Everyone’s been exposed and antigenic drift is gonna antigenic drift and just like for the cold and flu viruses, people will seasonally adapt and be fine. The key is to maintain immunological optimization which is not achieved via vaccines, it is achieved through proper nutrition/nourishment (Vitamin D, zinc, etc.) and overall body health.

Here’s their mouse data for mice that previously had injections.

So again, this is only antibody (humoral immune responses) data. Apparently, they looked at neutralizing antibodies and saw the same levels in the contexts of the KP.2 and LP.8.1. “vaccines”. I would like to see T-cell data and I would also like to see some data extend farther out than 189 days.

So what did the data show for the 100 humans (25 people in each test cohort - not a lot)?

According to their Frikkin’ Florescent Focus Reduction Neutralization Test (FFFRNT) data using the KP.2-adapted “vaccine”, the antibody responses for people in the 18-55-year-old and >55-year-old age groups were as good as the responses they measured for the KP.2 variant.
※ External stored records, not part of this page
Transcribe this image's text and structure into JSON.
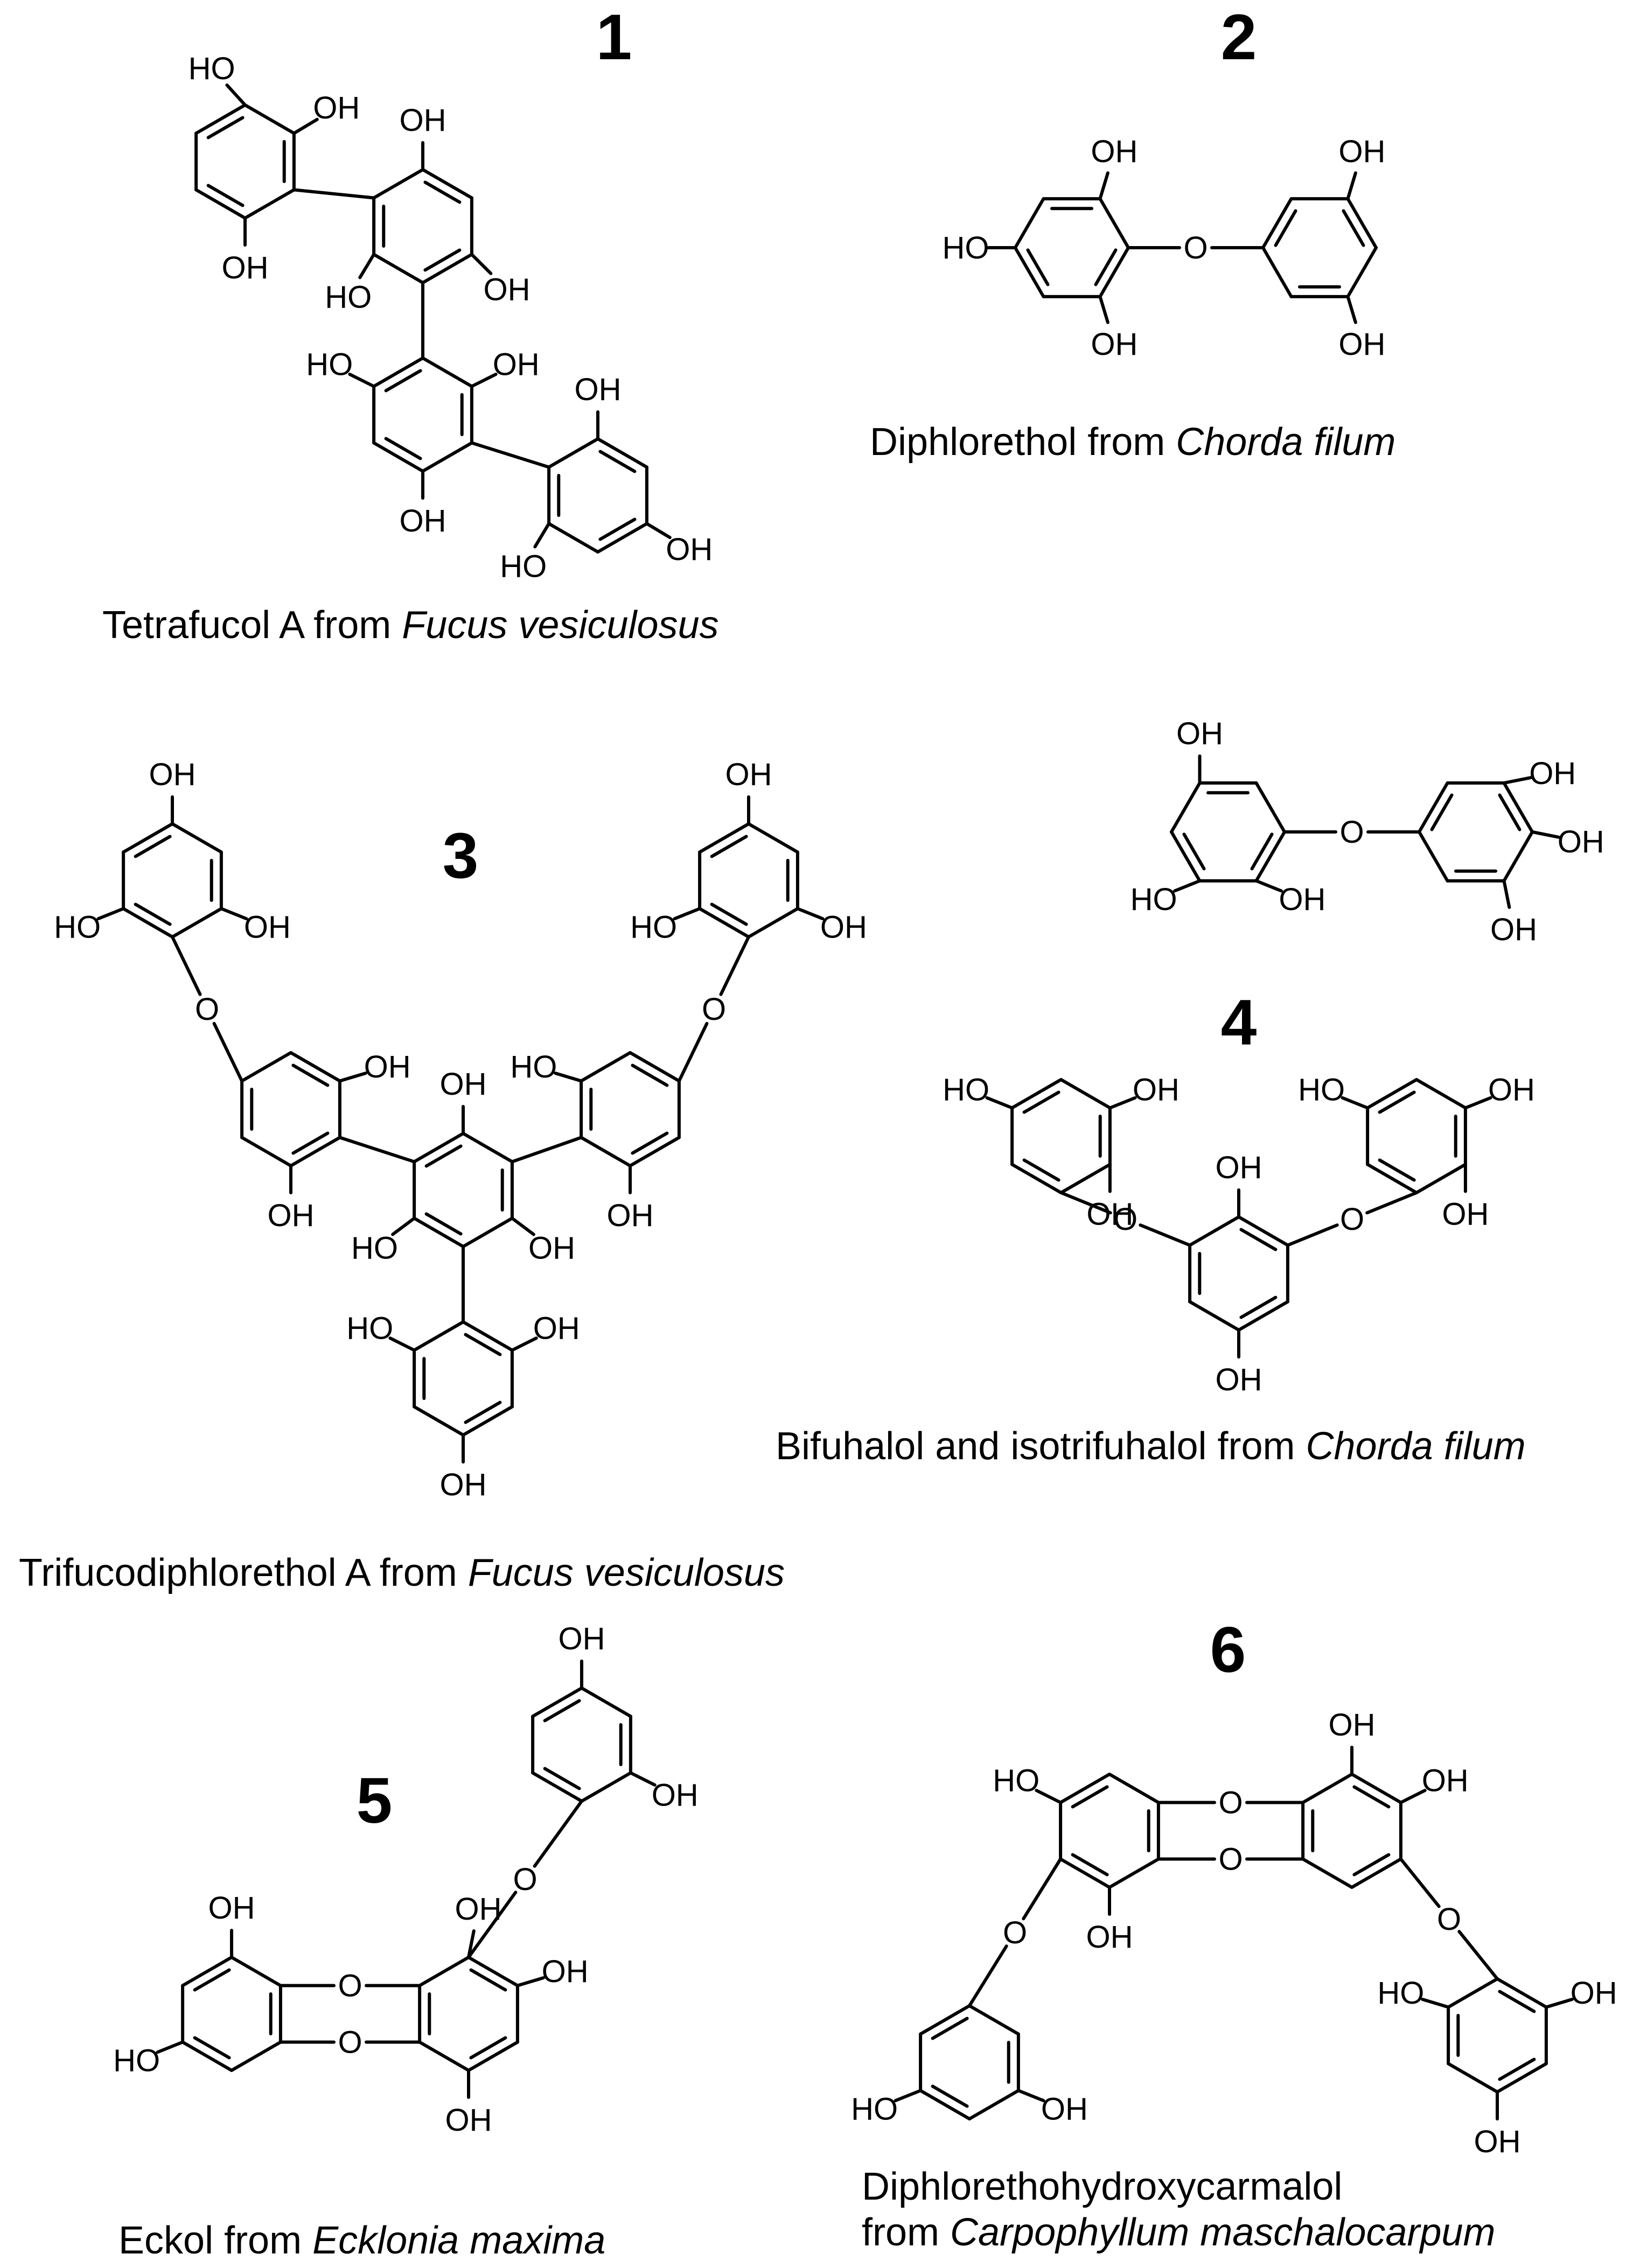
{
  "compounds": [
    {
      "number": "1",
      "name": "Tetrafucol A from ",
      "species": "Fucus vesiculosus"
    },
    {
      "number": "2",
      "name": "Diphlorethol from ",
      "species": "Chorda filum"
    },
    {
      "number": "3",
      "name": "Trifucodiphlorethol A from ",
      "species": "Fucus vesiculosus"
    },
    {
      "number": "4",
      "name": "Bifuhalol and isotrifuhalol from ",
      "species": "Chorda filum"
    },
    {
      "number": "5",
      "name": "Eckol from ",
      "species": "Ecklonia maxima"
    },
    {
      "number": "6",
      "name": "Diphlorethohydroxycarmalol",
      "name_line2": "from ",
      "species": "Carpophyllum maschalocarpum"
    }
  ],
  "atom_labels": {
    "hydroxyl": "OH",
    "hydroxyl_left": "HO",
    "oxygen": "O"
  }
}
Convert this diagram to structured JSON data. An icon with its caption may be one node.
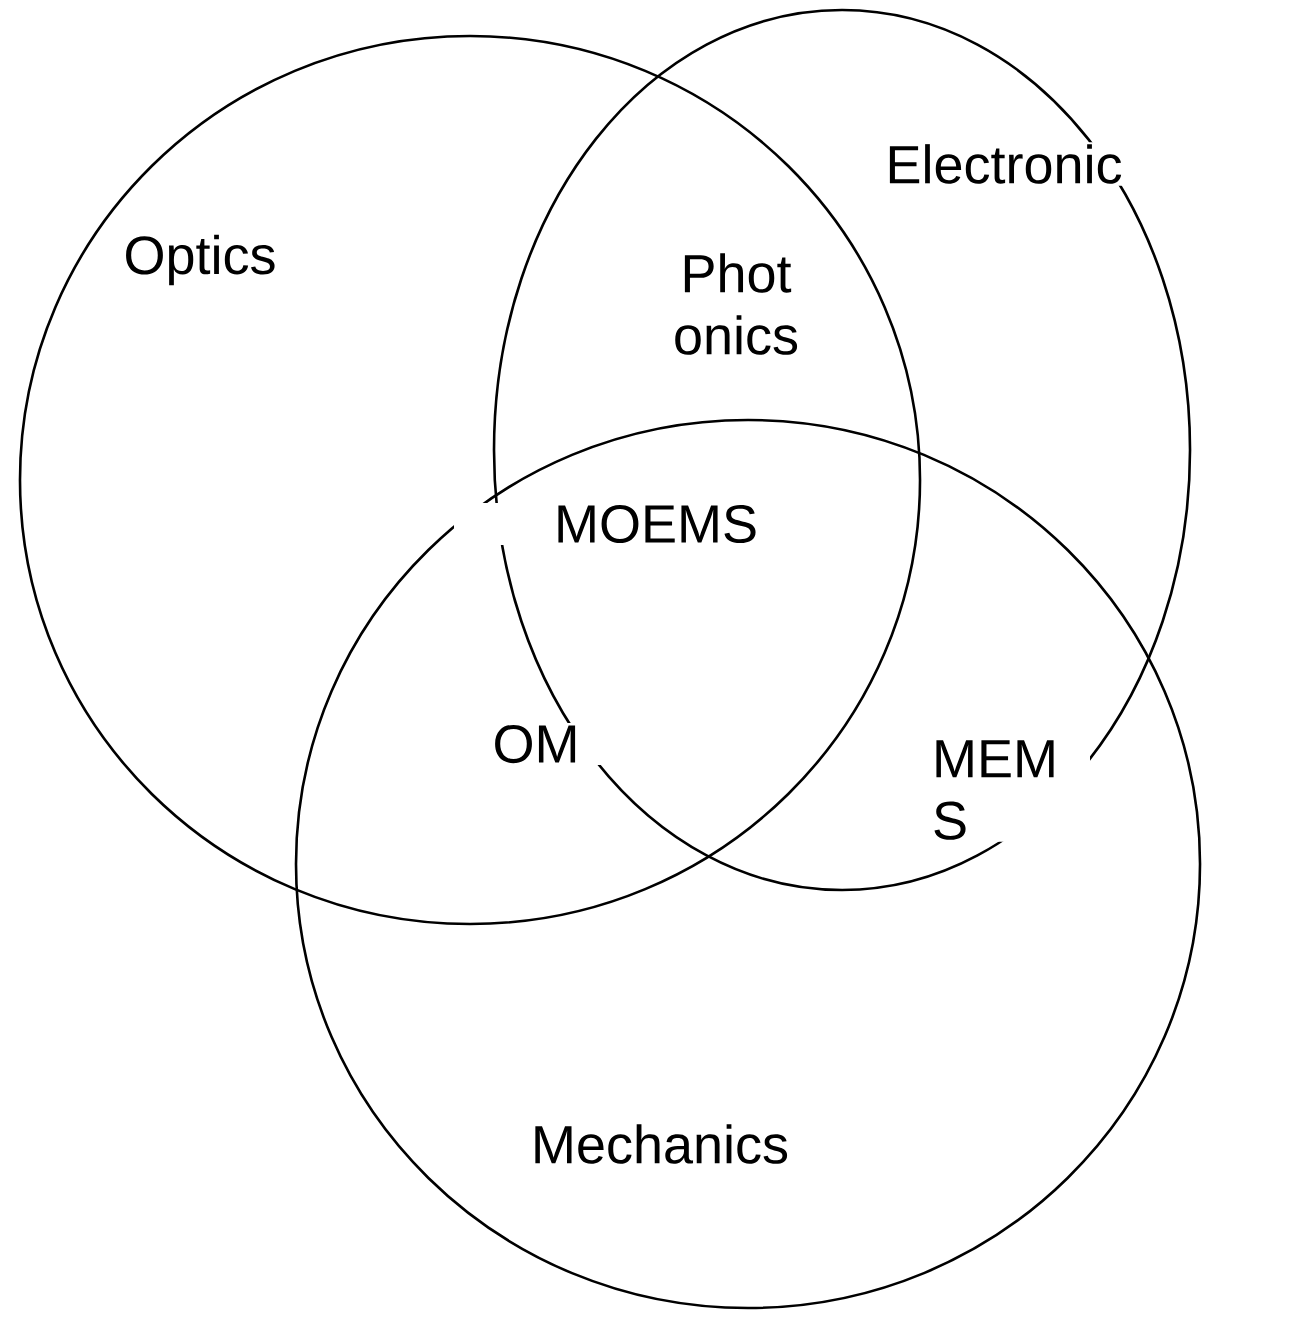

This is what they call outperforming, by the way. Pre and post-injection responses differ quite a bit but why wouldn’t they? It’s a new antigen being exposed to the immune system, after all. And again, where are the T-cell responses?

Honestly, to me, it’s not impressive that some new “vaccine” elicits pretty much the same neutralizing antibody responses as some previous version, and because there’s no need to vaccinate repeatedly against a virus that seasonally undergoes antigenic drift, why keep developing slightly modified versions of them? It’s pointless.

They don’t address issues involving original antigenic sin, molecular mimicry, IgG4 subclass switches or adverse events. In fact, they claim “no new safety signals” arose which again, means what? That only a few hundred thousand Americans will be reporting adverse events ranging from myocarditis to death to VAERS following injection as was the case in 2021?